What does the loss of local journalism mean for small communities around the county? Join Sara and friends, Dennis Forney and Dave Wheelan to learn more.
Since 2004, the U.S. has lost one-fourth of all its newspapers – that includes 70 big city daily papers like the Tampa Tribune, Seattle Post Intelligencer, the Rocky Mountain News in Denver, and more than 2,000 weekly or non-daily papers. Closures have left hundreds of communities across the country without a reliable way to learn about what’s happening in their community – leaving them in virtual news deserts. In parts of the United States, there are places where 70% of the state has no local paper. That means there are hundreds of communities with no way of learning what their local government officials are doing with their tax dollars or even what’s on the school lunch menu that day.

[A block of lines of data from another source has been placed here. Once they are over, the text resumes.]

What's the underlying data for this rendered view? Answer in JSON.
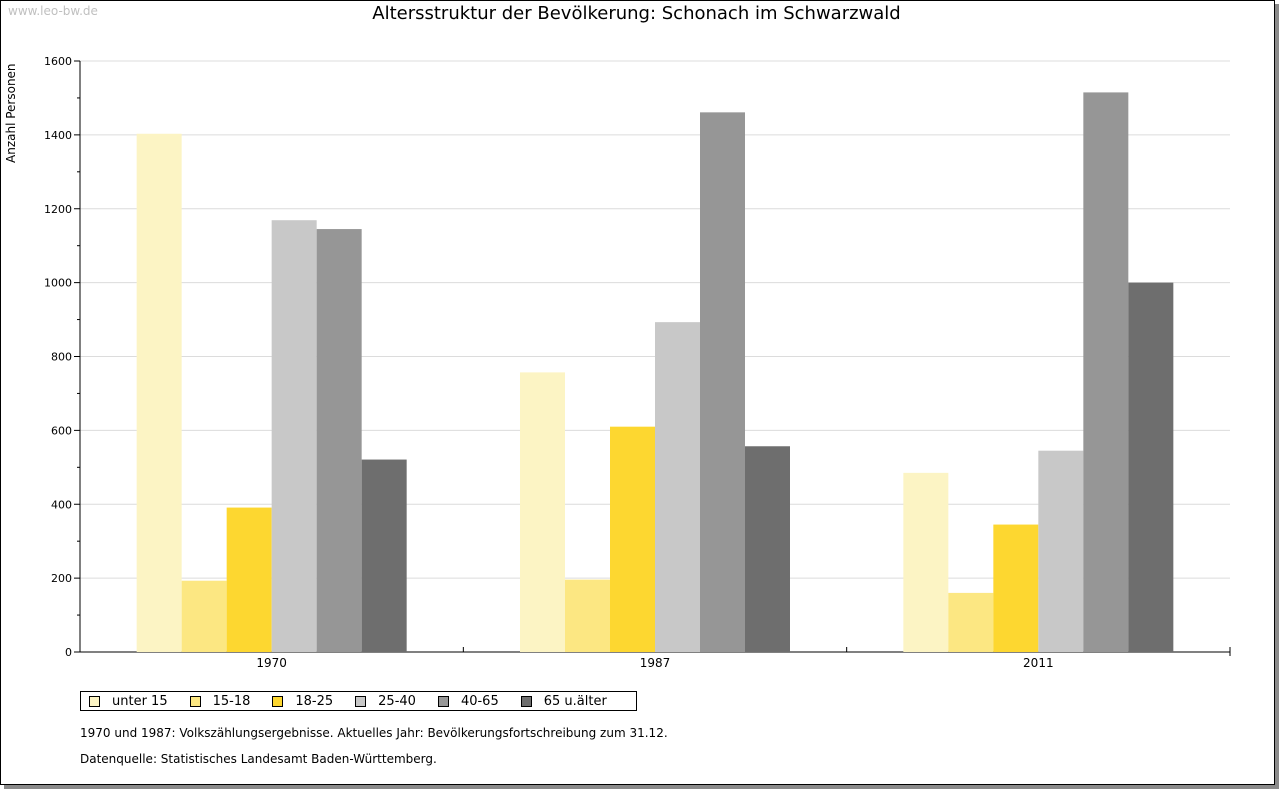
{
  "watermark": "www.leo-bw.de",
  "footnote": "1970 und 1987: Volkszählungsergebnisse. Aktuelles Jahr: Bevölkerungsfortschreibung zum 31.12.",
  "source": "Datenquelle: Statistisches Landesamt Baden-Württemberg.",
  "chart_data": {
    "type": "bar",
    "title": "Altersstruktur der Bevölkerung: Schonach im Schwarzwald",
    "xlabel": "",
    "ylabel": "Anzahl Personen",
    "ylim": [
      0,
      1600
    ],
    "yticks": [
      0,
      200,
      400,
      600,
      800,
      1000,
      1200,
      1400,
      1600
    ],
    "grid": true,
    "legend_position": "bottom-left",
    "categories": [
      "1970",
      "1987",
      "2011"
    ],
    "series": [
      {
        "name": "unter 15",
        "color": "#fcf4c4",
        "values": [
          1403,
          757,
          485
        ]
      },
      {
        "name": "15-18",
        "color": "#fce782",
        "values": [
          193,
          196,
          160
        ]
      },
      {
        "name": "18-25",
        "color": "#fdd730",
        "values": [
          391,
          610,
          345
        ]
      },
      {
        "name": "25-40",
        "color": "#c8c8c8",
        "values": [
          1169,
          893,
          545
        ]
      },
      {
        "name": "40-65",
        "color": "#969696",
        "values": [
          1145,
          1461,
          1515
        ]
      },
      {
        "name": "65 u.älter",
        "color": "#6e6e6e",
        "values": [
          521,
          557,
          1000
        ]
      }
    ]
  }
}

Often, the papers that are left are what’s known as “ghost papers”’ limping along with limited staff and little to no local coverage, filling their pages with national and international news or press releases.

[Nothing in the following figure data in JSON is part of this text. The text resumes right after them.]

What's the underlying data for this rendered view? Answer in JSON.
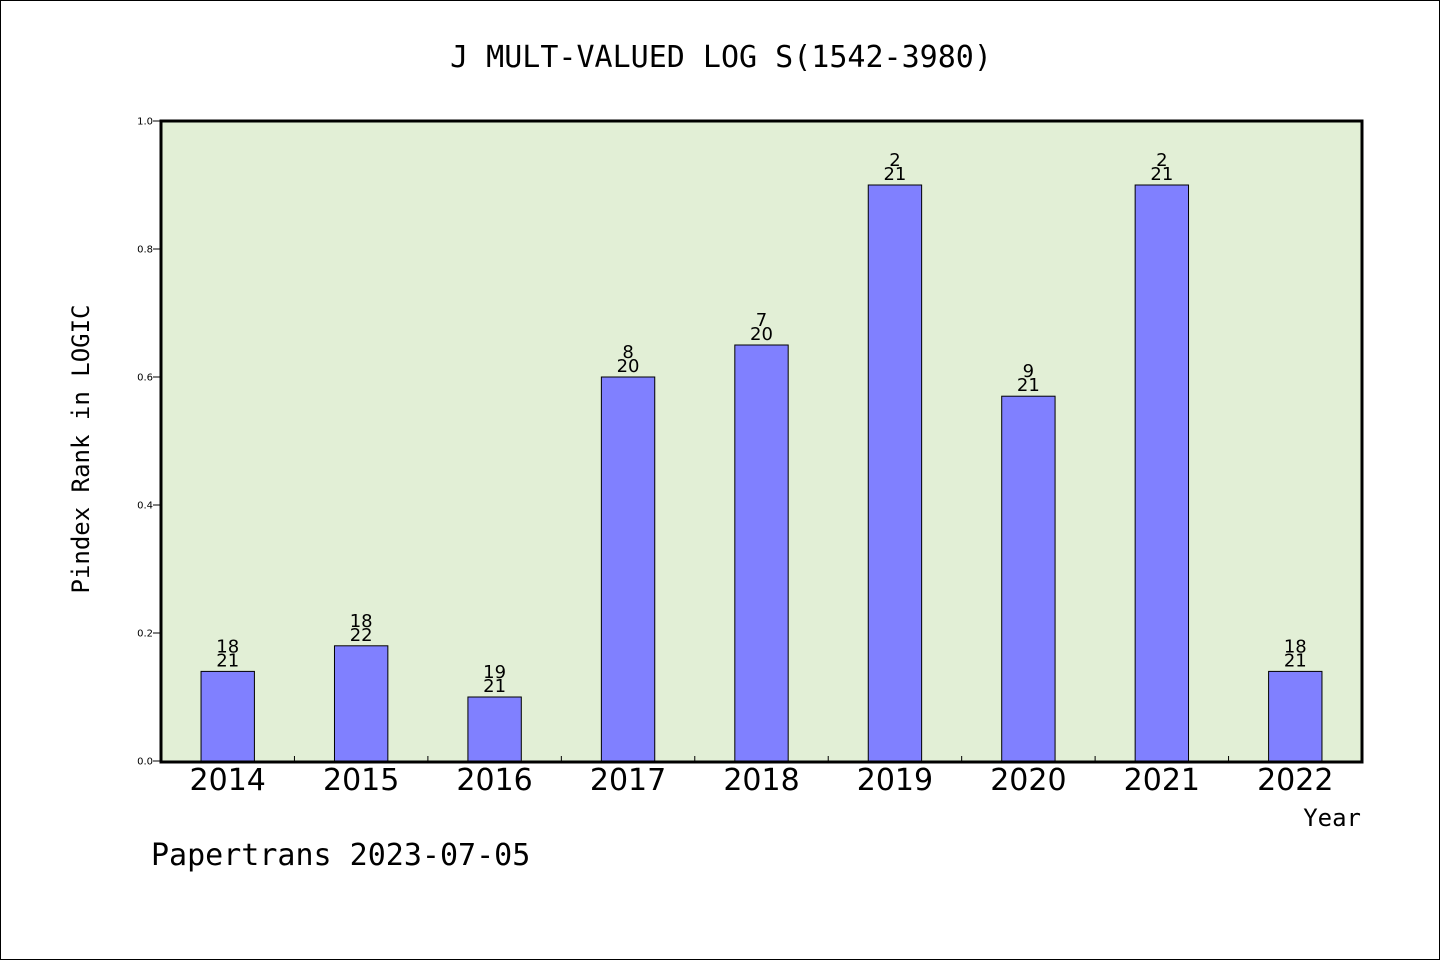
{
  "chart_data": {
    "type": "bar",
    "title": "J MULT-VALUED LOG S(1542-3980)",
    "xlabel": "Year",
    "ylabel": "Pindex Rank in LOGIC",
    "categories": [
      "2014",
      "2015",
      "2016",
      "2017",
      "2018",
      "2019",
      "2020",
      "2021",
      "2022"
    ],
    "values": [
      0.14,
      0.18,
      0.1,
      0.6,
      0.65,
      0.9,
      0.57,
      0.9,
      0.14
    ],
    "rank_labels": [
      {
        "rank": "18",
        "total": "21"
      },
      {
        "rank": "18",
        "total": "22"
      },
      {
        "rank": "19",
        "total": "21"
      },
      {
        "rank": "8",
        "total": "20"
      },
      {
        "rank": "7",
        "total": "20"
      },
      {
        "rank": "2",
        "total": "21"
      },
      {
        "rank": "9",
        "total": "21"
      },
      {
        "rank": "2",
        "total": "21"
      },
      {
        "rank": "18",
        "total": "21"
      }
    ],
    "ylim": [
      0,
      1.0
    ],
    "yticks": [
      "0.0",
      "0.2",
      "0.4",
      "0.6",
      "0.8",
      "1.0"
    ],
    "grid": false,
    "colors": {
      "plot_background": "#e2efd6",
      "bar_fill": "#8080ff",
      "bar_stroke": "#000000"
    }
  },
  "footer": "Papertrans 2023-07-05"
}
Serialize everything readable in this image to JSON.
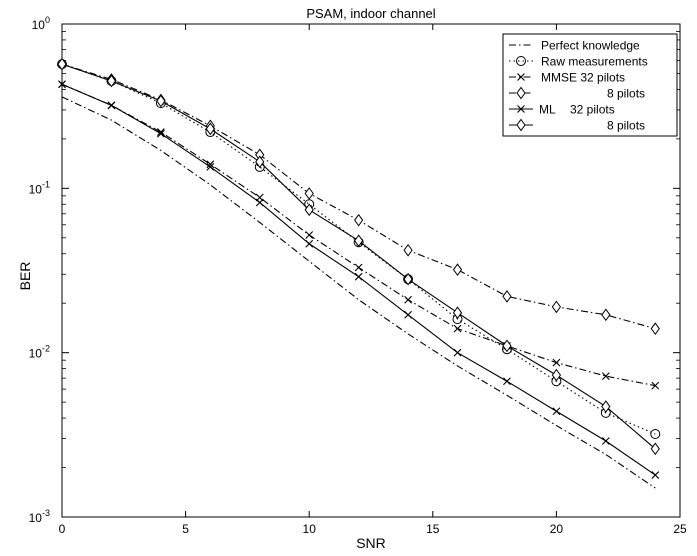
{
  "chart_data": {
    "type": "line",
    "title": "PSAM, indoor channel",
    "xlabel": "SNR",
    "ylabel": "BER",
    "xlim": [
      0,
      25
    ],
    "ylim": [
      0.001,
      1
    ],
    "yscale": "log",
    "grid": false,
    "legend_position": "top-right",
    "x_ticks": [
      "0",
      "5",
      "10",
      "15",
      "20",
      "25"
    ],
    "y_ticks": [
      {
        "base": "10",
        "exp": "0"
      },
      {
        "base": "10",
        "exp": "-1"
      },
      {
        "base": "10",
        "exp": "-2"
      },
      {
        "base": "10",
        "exp": "-3"
      }
    ],
    "series": [
      {
        "name": "Perfect knowledge",
        "line_style": "dashdot",
        "marker": "none",
        "x": [
          0,
          2,
          4,
          6,
          8,
          10,
          12,
          14,
          16,
          18,
          20,
          22,
          24
        ],
        "y": [
          0.36,
          0.26,
          0.17,
          0.105,
          0.062,
          0.036,
          0.021,
          0.013,
          0.0083,
          0.0055,
          0.0036,
          0.0024,
          0.0015
        ]
      },
      {
        "name": "Raw measurements",
        "line_style": "dotted",
        "marker": "circle",
        "x": [
          0,
          2,
          4,
          6,
          8,
          10,
          12,
          14,
          16,
          18,
          20,
          22,
          24
        ],
        "y": [
          0.57,
          0.45,
          0.33,
          0.22,
          0.135,
          0.08,
          0.047,
          0.028,
          0.016,
          0.0105,
          0.0067,
          0.0043,
          0.0032
        ]
      },
      {
        "name": "MMSE 32 pilots",
        "line_style": "dashdot",
        "marker": "x",
        "x": [
          0,
          2,
          4,
          6,
          8,
          10,
          12,
          14,
          16,
          18,
          20,
          22,
          24
        ],
        "y": [
          0.43,
          0.32,
          0.22,
          0.14,
          0.088,
          0.052,
          0.033,
          0.021,
          0.014,
          0.011,
          0.0087,
          0.0072,
          0.0063
        ]
      },
      {
        "name": "8 pilots",
        "line_style": "dashdot",
        "marker": "diamond",
        "x": [
          0,
          2,
          4,
          6,
          8,
          10,
          12,
          14,
          16,
          18,
          20,
          22,
          24
        ],
        "y": [
          0.57,
          0.46,
          0.345,
          0.24,
          0.16,
          0.093,
          0.064,
          0.042,
          0.032,
          0.022,
          0.019,
          0.017,
          0.014
        ]
      },
      {
        "name": "ML 32 pilots",
        "line_style": "solid",
        "marker": "x",
        "x": [
          0,
          2,
          4,
          6,
          8,
          10,
          12,
          14,
          16,
          18,
          20,
          22,
          24
        ],
        "y": [
          0.43,
          0.32,
          0.215,
          0.135,
          0.082,
          0.046,
          0.029,
          0.017,
          0.01,
          0.0067,
          0.0044,
          0.0029,
          0.0018
        ]
      },
      {
        "name": "8 pilots",
        "line_style": "solid",
        "marker": "diamond",
        "x": [
          0,
          2,
          4,
          6,
          8,
          10,
          12,
          14,
          16,
          18,
          20,
          22,
          24
        ],
        "y": [
          0.57,
          0.45,
          0.34,
          0.23,
          0.145,
          0.074,
          0.048,
          0.028,
          0.0175,
          0.011,
          0.0073,
          0.0047,
          0.0026
        ]
      }
    ],
    "legend": [
      {
        "prefix": "",
        "label": "Perfect knowledge"
      },
      {
        "prefix": "",
        "label": "Raw measurements"
      },
      {
        "prefix": "",
        "label": "MMSE 32 pilots"
      },
      {
        "prefix": "",
        "label": "8 pilots"
      },
      {
        "prefix": "ML",
        "label": "32 pilots"
      },
      {
        "prefix": "",
        "label": "8 pilots"
      }
    ]
  }
}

A Pew Research Survey found that communities that don’t have effective media coverage paid 5 – 11% more in borrowing costs due to the lack of oversight which had to be covered with higher taxes. More seriously, the lack of a common “town square” has provided multiple opportunities for unchecked conspiracies and false news stories to proliferate, leading to a breakdown in trust among people and institutions. Without a shared community, it becomes easier to see our neighbors as our enemies.
What to Expect:
Find out what happened to trigger the loss of local media, look at the current landscape of vulnerable regions, and discuss whether local reporting matters to democracy and how and what should be done, if anything (look at contemporary efforts to support local reporting such as the pro-publica local reporting initiative). Finally, if we don’t have a paper, let’s talk about what takes its place and what your responsibility is as a citizen.